The Portland Trail Blazers are one of the hottest teams in the NBA. The Charlotte Hornets are not.

The Trail Blazers have won three consecutive games and 10 of their last 14. They play host to the Hornets, who have lost three of four and six of nine, on Friday in Portland.

But the Blazers say they're not of the mind to overlook anybody.

"Can't think about (an opponent's) record," Portland swingman Evan Turner said. "You have to take care of business. Teams are going to come out and compete and play hard. We have to do whatever it takes to win and leave it at that."

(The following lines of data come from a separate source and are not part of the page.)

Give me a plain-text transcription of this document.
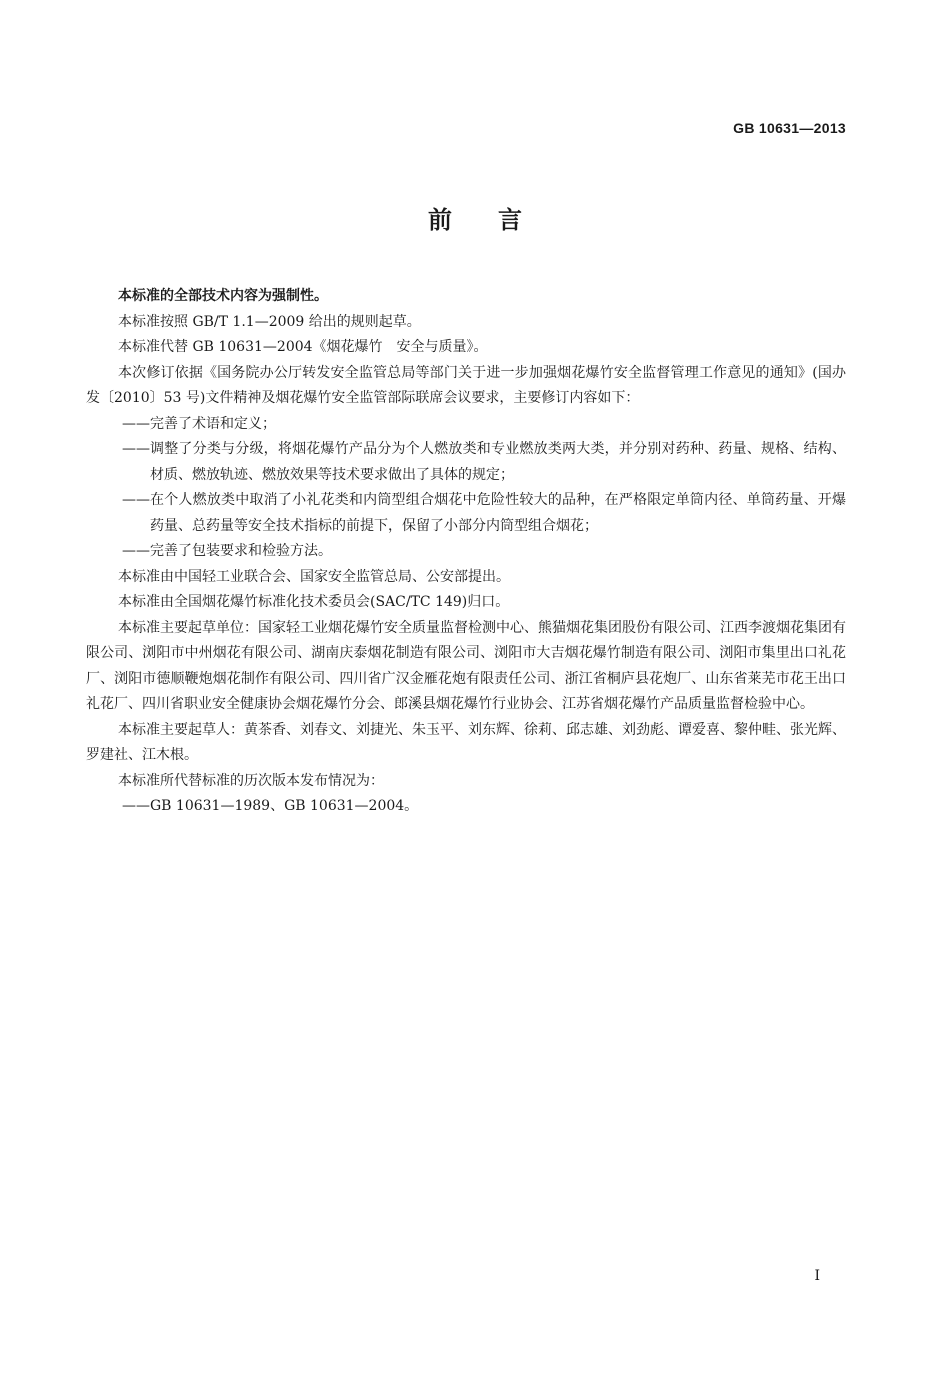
GB 10631—2013
前言

本标准的全部技术内容为强制性。

本标准按照 GB/T 1.1—2009 给出的规则起草。

本标准代替 GB 10631—2004《烟花爆竹　安全与质量》。

本次修订依据《国务院办公厅转发安全监管总局等部门关于进一步加强烟花爆竹安全监督管理工作意见的通知》(国办发〔2010〕53 号)文件精神及烟花爆竹安全监管部际联席会议要求，主要修订内容如下：

—— 完善了术语和定义；
—— 调整了分类与分级，将烟花爆竹产品分为个人燃放类和专业燃放类两大类，并分别对药种、药量、规格、结构、材质、燃放轨迹、燃放效果等技术要求做出了具体的规定；
—— 在个人燃放类中取消了小礼花类和内筒型组合烟花中危险性较大的品种，在严格限定单筒内径、单筒药量、开爆药量、总药量等安全技术指标的前提下，保留了小部分内筒型组合烟花；
—— 完善了包装要求和检验方法。

本标准由中国轻工业联合会、国家安全监管总局、公安部提出。

本标准由全国烟花爆竹标准化技术委员会(SAC/TC 149)归口。

本标准主要起草单位：国家轻工业烟花爆竹安全质量监督检测中心、熊猫烟花集团股份有限公司、江西李渡烟花集团有限公司、浏阳市中州烟花有限公司、湖南庆泰烟花制造有限公司、浏阳市大吉烟花爆竹制造有限公司、浏阳市集里出口礼花厂、浏阳市德顺鞭炮烟花制作有限公司、四川省广汉金雁花炮有限责任公司、浙江省桐庐县花炮厂、山东省莱芜市花王出口礼花厂、四川省职业安全健康协会烟花爆竹分会、郎溪县烟花爆竹行业协会、江苏省烟花爆竹产品质量监督检验中心。

本标准主要起草人：黄茶香、刘春文、刘捷光、朱玉平、刘东辉、徐莉、邱志雄、刘劲彪、谭爱喜、黎仲畦、张光辉、罗建社、江木根。

本标准所代替标准的历次版本发布情况为：

—— GB 10631—1989、GB 10631—2004。
I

Portland (25-17) owns one of the league's best backcourts in Damian Lillard and CJ McCollum, who combine to average nearly 47 points a game. But they likely will have their hands full Friday night when they face Charlotte's Kemba Walker, who averages 25.1 points per game.

"He's a good dude," McCollum said. "He plays well, he plays hard, he does things the right way. He's having an All-Star season."

"I love Kemba's game," Lillard added. "He has been having his best season this year. He has been really aggressive, leading their team. They've had to fight for every win they have. He has been a huge part of that. It's going to be another tough night at my position."

Even with starting small forward Moe Harkless (knee) out, the Blazers have displayed one of the deepest benches in the NBA.

In a 124-112 home win over the Chicago Bulls on Wednesday, Portland's reserves combined for 56 points.

They were led by guard Seth Curry, who knocked down 7 of 11 shots, including 3 of 5 from the 3-point line, and finished with 17 points in 23 minutes. Power forward Zach Collins totaled 16 points, nine rebounds and four assists in 26 minutes. The 7-footer was 6 of 9 from the field, including 2 of 3 from 3-point range.

"We're getting better," Curry said of the Portland bench.

"That's the way it should be as the season goes along. You continue to find things you do well, and do them better. I'm getting more comfortable with these guys and finding spots, finding ways to contribute."

The Hornets, who will be on the fourth stop of a six-game, 10-day road trip, are beginning to get more from Malik Monk, a second-year guard out of Kentucky. Monk, who led Charlotte (19-21) with 24 points in a 128-109 loss to the Los Angeles Clippers on Tuesday, said he is still learning as he adjusts to the speed and physicality of the NBA.

"You have to know when to speed up and when to slow down," Monk told the New York Times. "I thought it would be way smoother. It's been a lot of ups and downs.

"If you're a second late, it's over with. You can recover in college, and you can hide in a zone, too. But (in the NBA), you get exposed. Everybody is so good."